Build logs show in console and record in file
$ make 2>&1 | tee log.txt
Printf to convert hexadecimal and decimal integer numbers, simple calculator in terminal
$ printf "%d" 0x12974
76148
$ printf "0x%x" 76148
0x12974
$ echo $((3827+99))
3926
$ expr 3827 + 99
3926
size to show executable file structure
$ size ksstudio.exe
text data bss dec hex filename
562505 80896 0 643401 9d149 ksstudio.exe
$ size hdaudio.sys
size: hdaudio.sys: Warning: Ignoring section flag IMAGE_SCN_MEM_NOT_PAGED in section .text
size: hdaudio.sys: Warning: Ignoring section flag IMAGE_SCN_MEM_NOT_PAGED in section CODE
size: hdaudio.sys: Warning: Ignoring section flag IMAGE_SCN_MEM_NOT_PAGED in section .rdata
size: hdaudio.sys: Warning: Ignoring section flag IMAGE_SCN_MEM_NOT_PAGED in section .data
size: hdaudio.sys: Warning: Ignoring section flag IMAGE_SCN_MEM_NOT_PAGED in section .pdata
size: hdaudio.sys: Warning: Ignoring section flag IMAGE_SCN_MEM_NOT_PAGED in section .idata
text data bss dec hex filename
435078 2928 0 438006 6aef6 hdaudio.sys
Grep and replace strings in files
grep xxxx ./* -rl | xargs sed -i '' 's/xxxx/yyyy/g'
Note: In-place edits with sed on OS X
Grep inside the specific file type
huntercao$ find . -name '*.h' -print0 | xargs -0 grep XXYYZZZ -n
Note: The separator problem, Many Unix utilities are line oriented.
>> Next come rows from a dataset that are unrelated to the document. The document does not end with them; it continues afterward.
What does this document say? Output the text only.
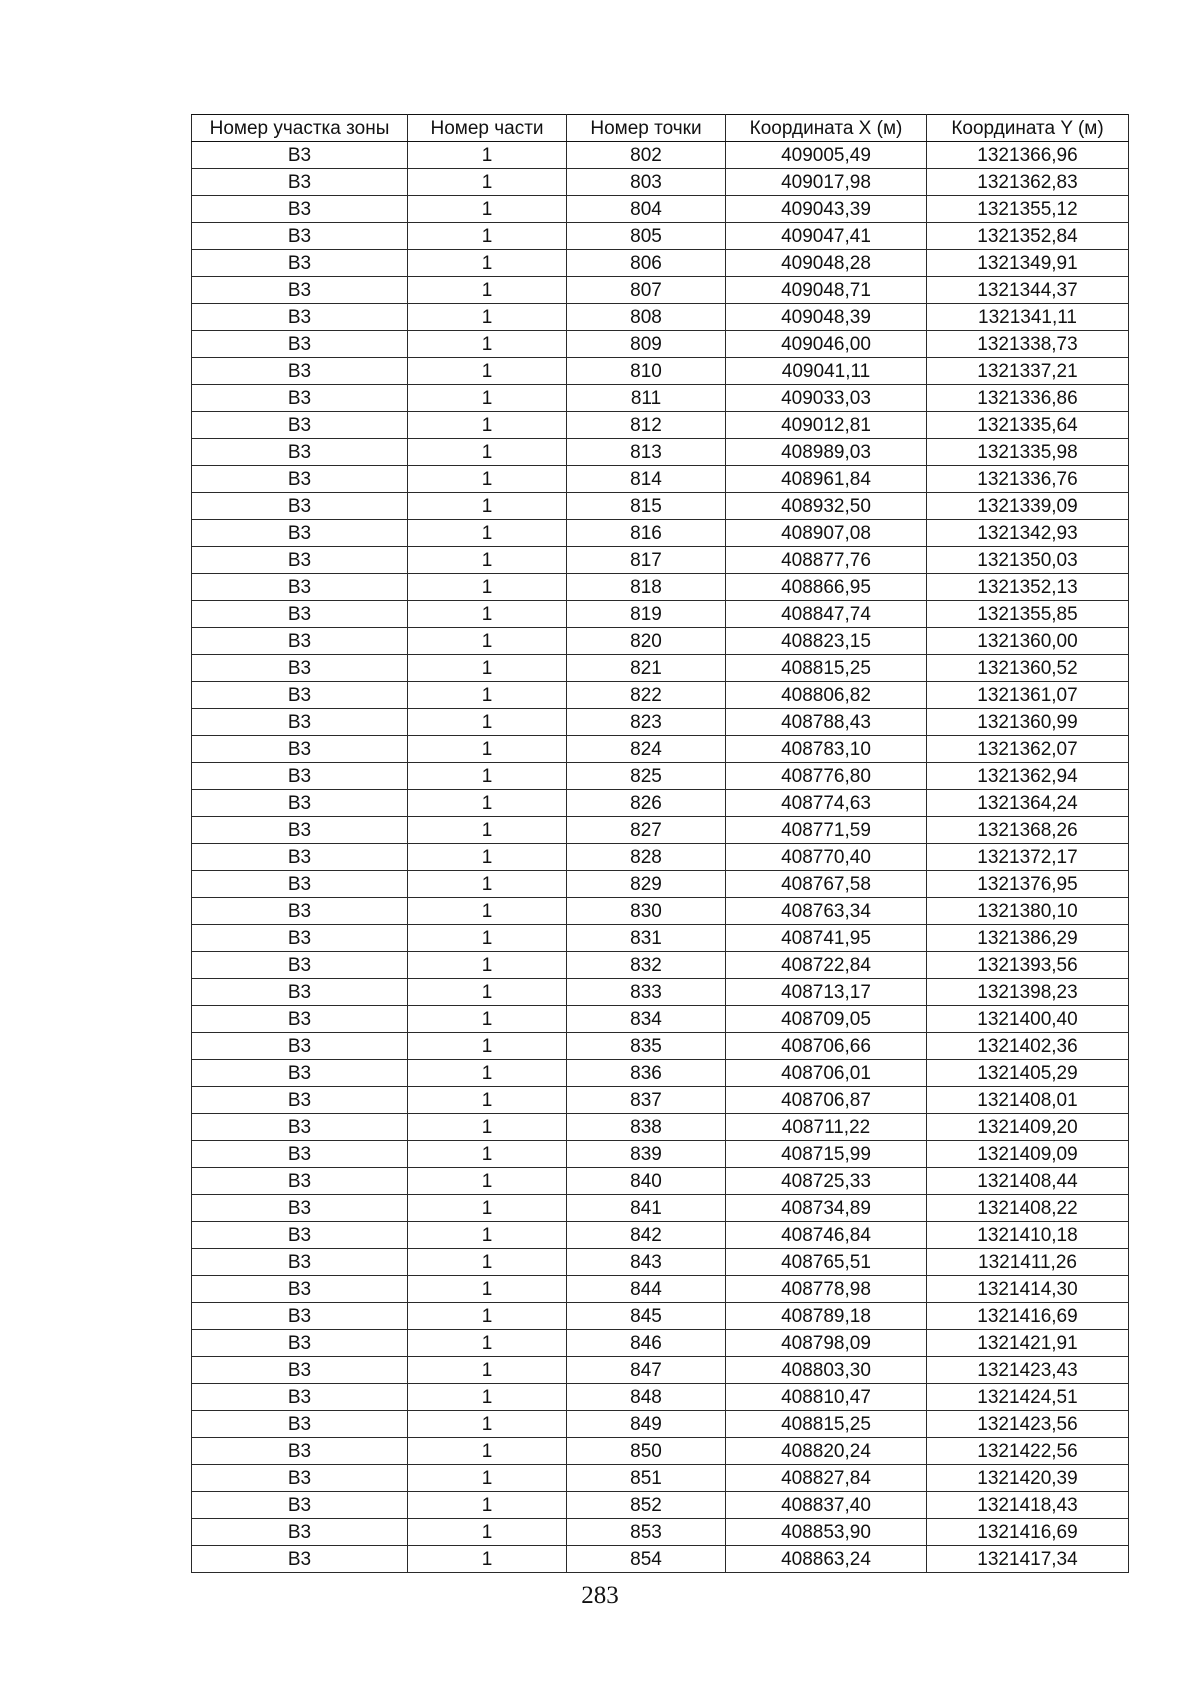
Номер участка зоны	Номер части	Номер точки	Координата X (м)	Координата Y (м)
В3	1	802	409005,49	1321366,96
В3	1	803	409017,98	1321362,83
В3	1	804	409043,39	1321355,12
В3	1	805	409047,41	1321352,84
В3	1	806	409048,28	1321349,91
В3	1	807	409048,71	1321344,37
В3	1	808	409048,39	1321341,11
В3	1	809	409046,00	1321338,73
В3	1	810	409041,11	1321337,21
В3	1	811	409033,03	1321336,86
В3	1	812	409012,81	1321335,64
В3	1	813	408989,03	1321335,98
В3	1	814	408961,84	1321336,76
В3	1	815	408932,50	1321339,09
В3	1	816	408907,08	1321342,93
В3	1	817	408877,76	1321350,03
В3	1	818	408866,95	1321352,13
В3	1	819	408847,74	1321355,85
В3	1	820	408823,15	1321360,00
В3	1	821	408815,25	1321360,52
В3	1	822	408806,82	1321361,07
В3	1	823	408788,43	1321360,99
В3	1	824	408783,10	1321362,07
В3	1	825	408776,80	1321362,94
В3	1	826	408774,63	1321364,24
В3	1	827	408771,59	1321368,26
В3	1	828	408770,40	1321372,17
В3	1	829	408767,58	1321376,95
В3	1	830	408763,34	1321380,10
В3	1	831	408741,95	1321386,29
В3	1	832	408722,84	1321393,56
В3	1	833	408713,17	1321398,23
В3	1	834	408709,05	1321400,40
В3	1	835	408706,66	1321402,36
В3	1	836	408706,01	1321405,29
В3	1	837	408706,87	1321408,01
В3	1	838	408711,22	1321409,20
В3	1	839	408715,99	1321409,09
В3	1	840	408725,33	1321408,44
В3	1	841	408734,89	1321408,22
В3	1	842	408746,84	1321410,18
В3	1	843	408765,51	1321411,26
В3	1	844	408778,98	1321414,30
В3	1	845	408789,18	1321416,69
В3	1	846	408798,09	1321421,91
В3	1	847	408803,30	1321423,43
В3	1	848	408810,47	1321424,51
В3	1	849	408815,25	1321423,56
В3	1	850	408820,24	1321422,56
В3	1	851	408827,84	1321420,39
В3	1	852	408837,40	1321418,43
В3	1	853	408853,90	1321416,69
В3	1	854	408863,24	1321417,34
283
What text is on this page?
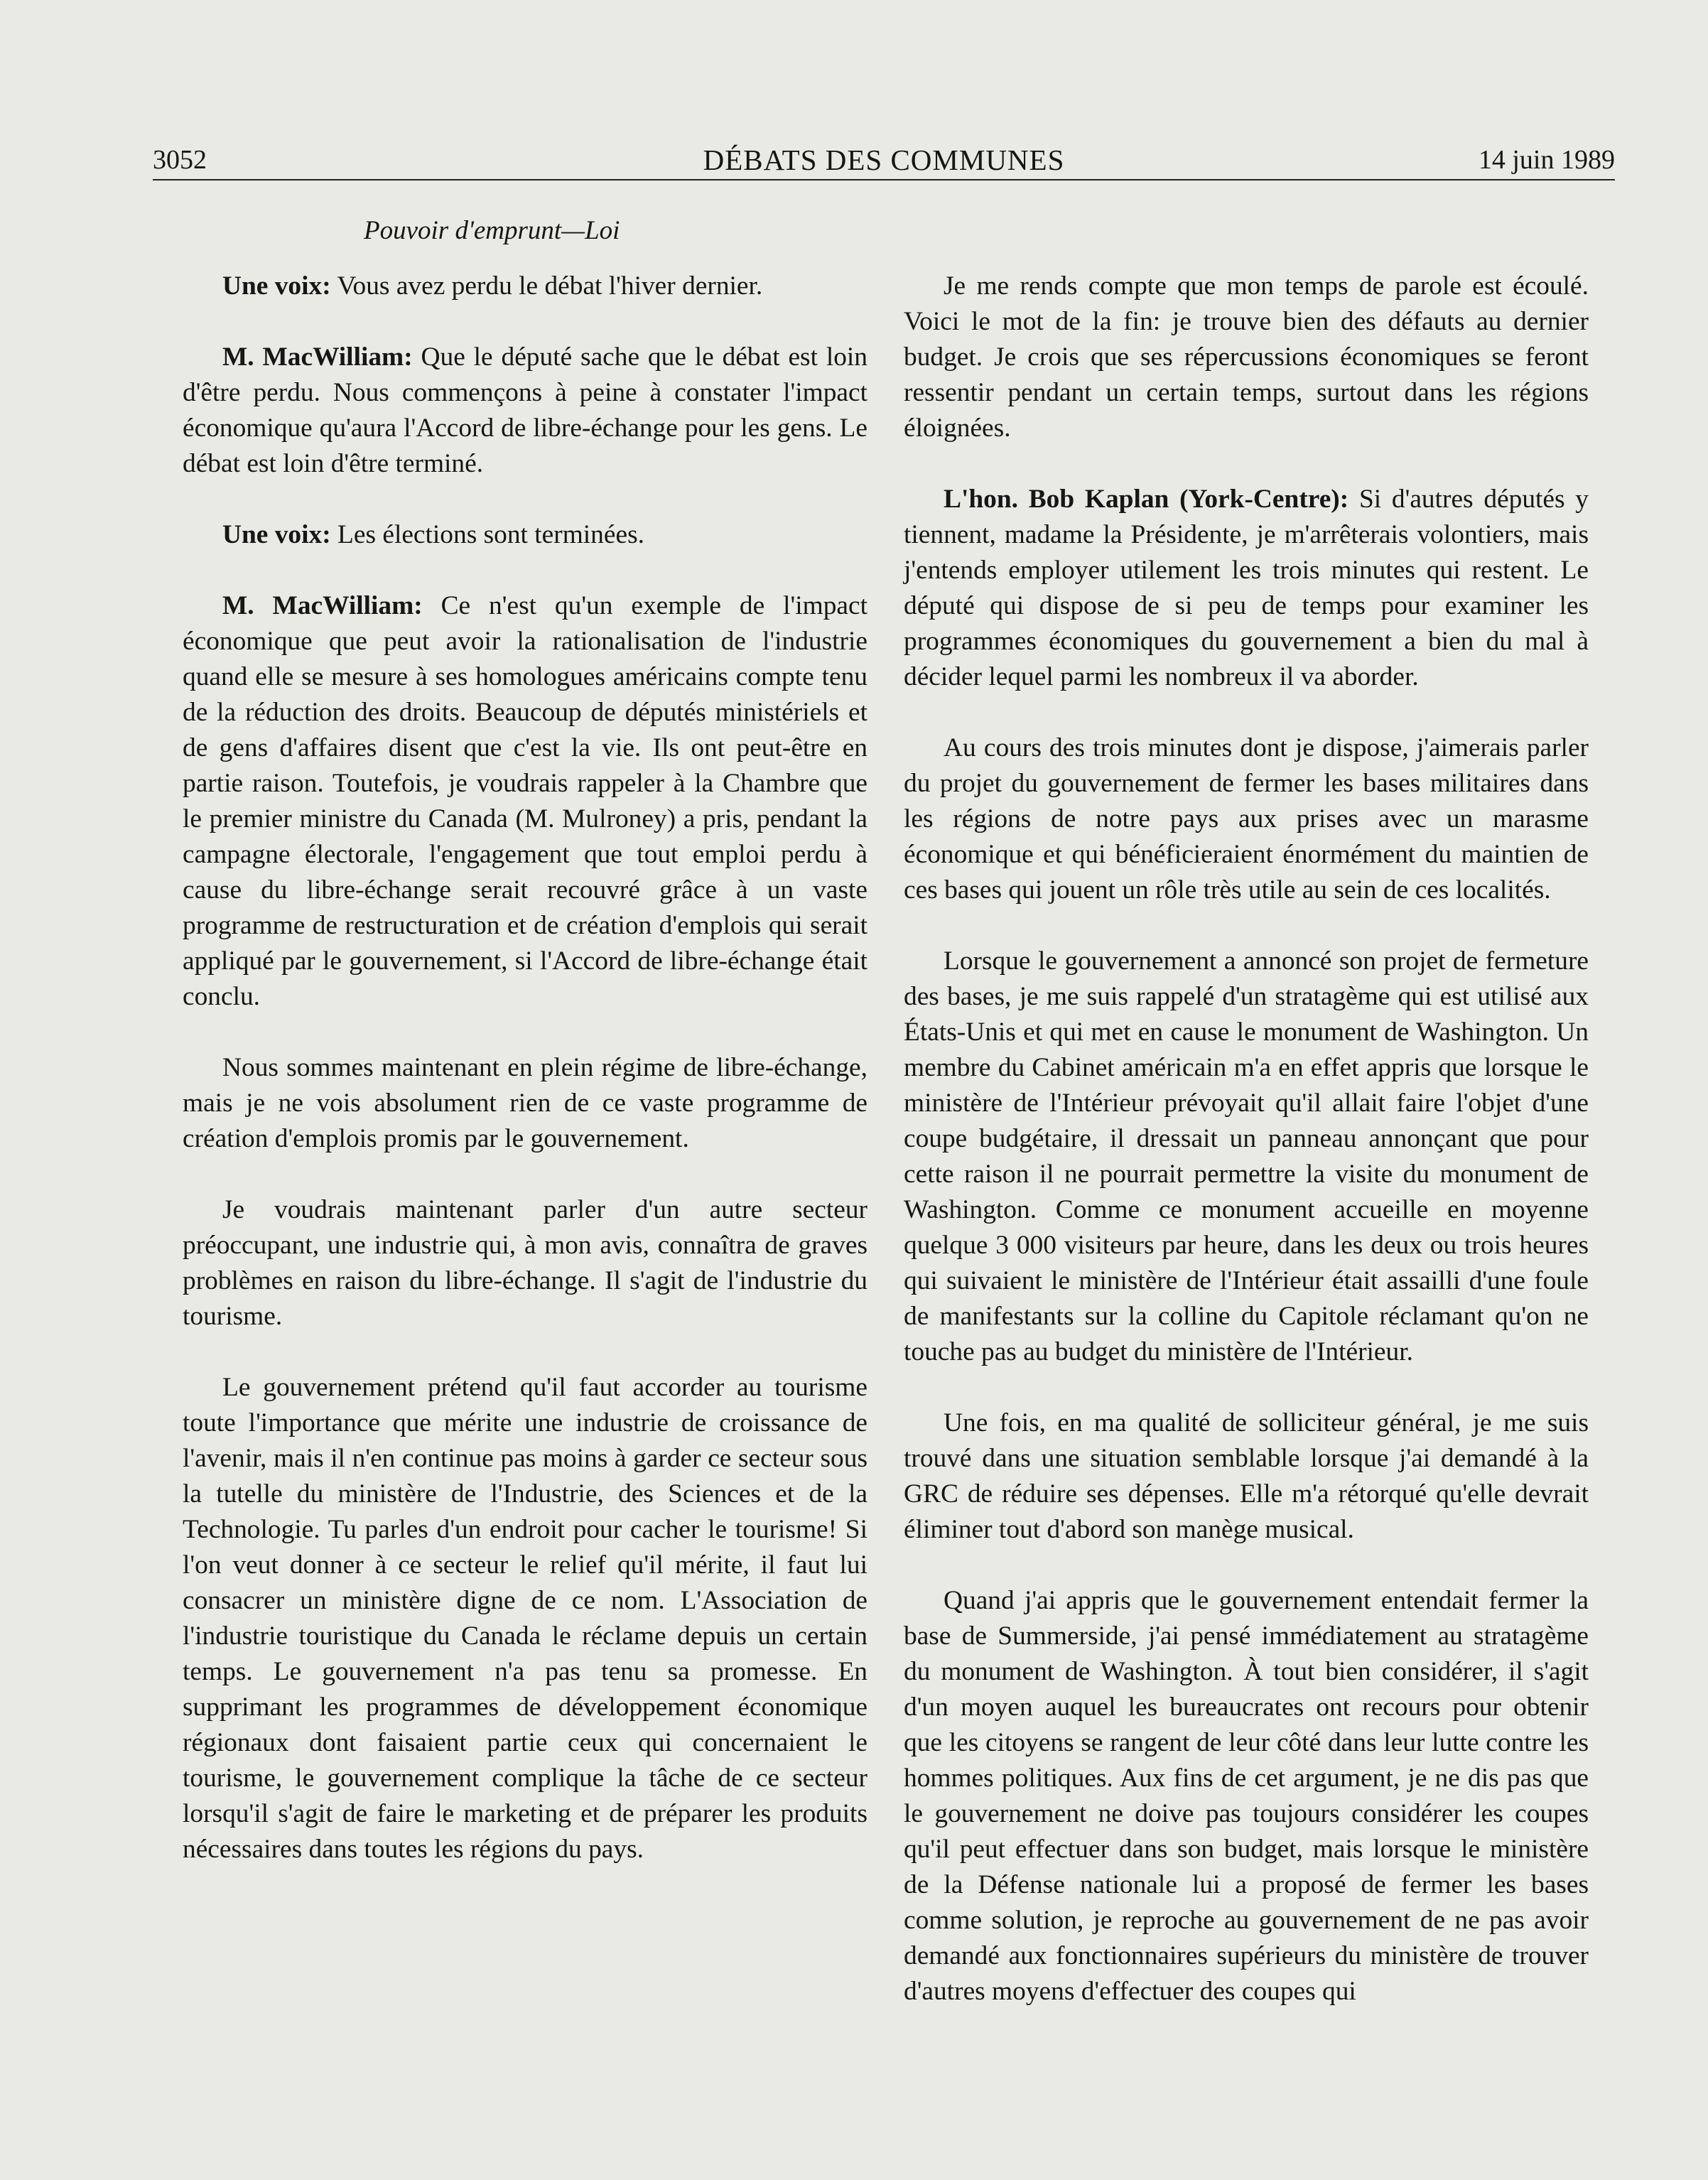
3052	DÉBATS DES COMMUNES	14 juin 1989
Pouvoir d'emprunt—Loi

Une voix: Vous avez perdu le débat l'hiver dernier.

M. MacWilliam: Que le député sache que le débat est loin d'être perdu. Nous commençons à peine à constater l'impact économique qu'aura l'Accord de libre-échange pour les gens. Le débat est loin d'être terminé.

Une voix: Les élections sont terminées.

M. MacWilliam: Ce n'est qu'un exemple de l'impact économique que peut avoir la rationalisation de l'industrie quand elle se mesure à ses homologues américains compte tenu de la réduction des droits. Beaucoup de députés ministériels et de gens d'affaires disent que c'est la vie. Ils ont peut-être en partie raison. Toutefois, je voudrais rappeler à la Chambre que le premier ministre du Canada (M. Mulroney) a pris, pendant la campagne électorale, l'engagement que tout emploi perdu à cause du libre-échange serait recouvré grâce à un vaste programme de restructuration et de création d'emplois qui serait appliqué par le gouvernement, si l'Accord de libre-échange était conclu.

Nous sommes maintenant en plein régime de libre-échange, mais je ne vois absolument rien de ce vaste programme de création d'emplois promis par le gouvernement.

Je voudrais maintenant parler d'un autre secteur préoccupant, une industrie qui, à mon avis, connaîtra de graves problèmes en raison du libre-échange. Il s'agit de l'industrie du tourisme.

Le gouvernement prétend qu'il faut accorder au tourisme toute l'importance que mérite une industrie de croissance de l'avenir, mais il n'en continue pas moins à garder ce secteur sous la tutelle du ministère de l'Industrie, des Sciences et de la Technologie. Tu parles d'un endroit pour cacher le tourisme! Si l'on veut donner à ce secteur le relief qu'il mérite, il faut lui consacrer un ministère digne de ce nom. L'Association de l'industrie touristique du Canada le réclame depuis un certain temps. Le gouvernement n'a pas tenu sa promesse. En supprimant les programmes de développement économique régionaux dont faisaient partie ceux qui concernaient le tourisme, le gouvernement complique la tâche de ce secteur lorsqu'il s'agit de faire le marketing et de préparer les produits nécessaires dans toutes les régions du pays.

Je me rends compte que mon temps de parole est écoulé. Voici le mot de la fin: je trouve bien des défauts au dernier budget. Je crois que ses répercussions économiques se feront ressentir pendant un certain temps, surtout dans les régions éloignées.

L'hon. Bob Kaplan (York-Centre): Si d'autres députés y tiennent, madame la Présidente, je m'arrêterais volontiers, mais j'entends employer utilement les trois minutes qui restent. Le député qui dispose de si peu de temps pour examiner les programmes économiques du gouvernement a bien du mal à décider lequel parmi les nombreux il va aborder.

Au cours des trois minutes dont je dispose, j'aimerais parler du projet du gouvernement de fermer les bases militaires dans les régions de notre pays aux prises avec un marasme économique et qui bénéficieraient énormément du maintien de ces bases qui jouent un rôle très utile au sein de ces localités.

Lorsque le gouvernement a annoncé son projet de fermeture des bases, je me suis rappelé d'un stratagème qui est utilisé aux États-Unis et qui met en cause le monument de Washington. Un membre du Cabinet américain m'a en effet appris que lorsque le ministère de l'Intérieur prévoyait qu'il allait faire l'objet d'une coupe budgétaire, il dressait un panneau annonçant que pour cette raison il ne pourrait permettre la visite du monument de Washington. Comme ce monument accueille en moyenne quelque 3 000 visiteurs par heure, dans les deux ou trois heures qui suivaient le ministère de l'Intérieur était assailli d'une foule de manifestants sur la colline du Capitole réclamant qu'on ne touche pas au budget du ministère de l'Intérieur.

Une fois, en ma qualité de solliciteur général, je me suis trouvé dans une situation semblable lorsque j'ai demandé à la GRC de réduire ses dépenses. Elle m'a rétorqué qu'elle devrait éliminer tout d'abord son manège musical.

Quand j'ai appris que le gouvernement entendait fermer la base de Summerside, j'ai pensé immédiatement au stratagème du monument de Washington. À tout bien considérer, il s'agit d'un moyen auquel les bureaucrates ont recours pour obtenir que les citoyens se rangent de leur côté dans leur lutte contre les hommes politiques. Aux fins de cet argument, je ne dis pas que le gouvernement ne doive pas toujours considérer les coupes qu'il peut effectuer dans son budget, mais lorsque le ministère de la Défense nationale lui a proposé de fermer les bases comme solution, je reproche au gouvernement de ne pas avoir demandé aux fonctionnaires supérieurs du ministère de trouver d'autres moyens d'effectuer des coupes qui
These may work with xargs
as long as the lines do not contain ', " or space. Some of the Unix utilities can use NUL as record separator (e.g. Perl (requires -0
and \0
instead of \n
), locate
(requires using -0
), find
(requires using -print0
), grep
(requires -z
or -Z
), sort
(requires using -z
)). Using -0
for xargs deals with the problem, but many Unix utilities cannot use NUL as separator (e.g. head
, tail
, ls
, echo
, sed
, tar -v
, wc
, which
).
Note:
Command line below:
huntercao$find . -name *.h
Get error:
find: xxxx.h: unknown primary or operator
Error reason:
* is expanded by the shell before the command-line is passed to find(1). If there's only 1 item in the directory, then it works. If there's more than one item in the directory, then it fails as the command-line options are no longer correct.
You have to escape the * so that find does the expansion internally.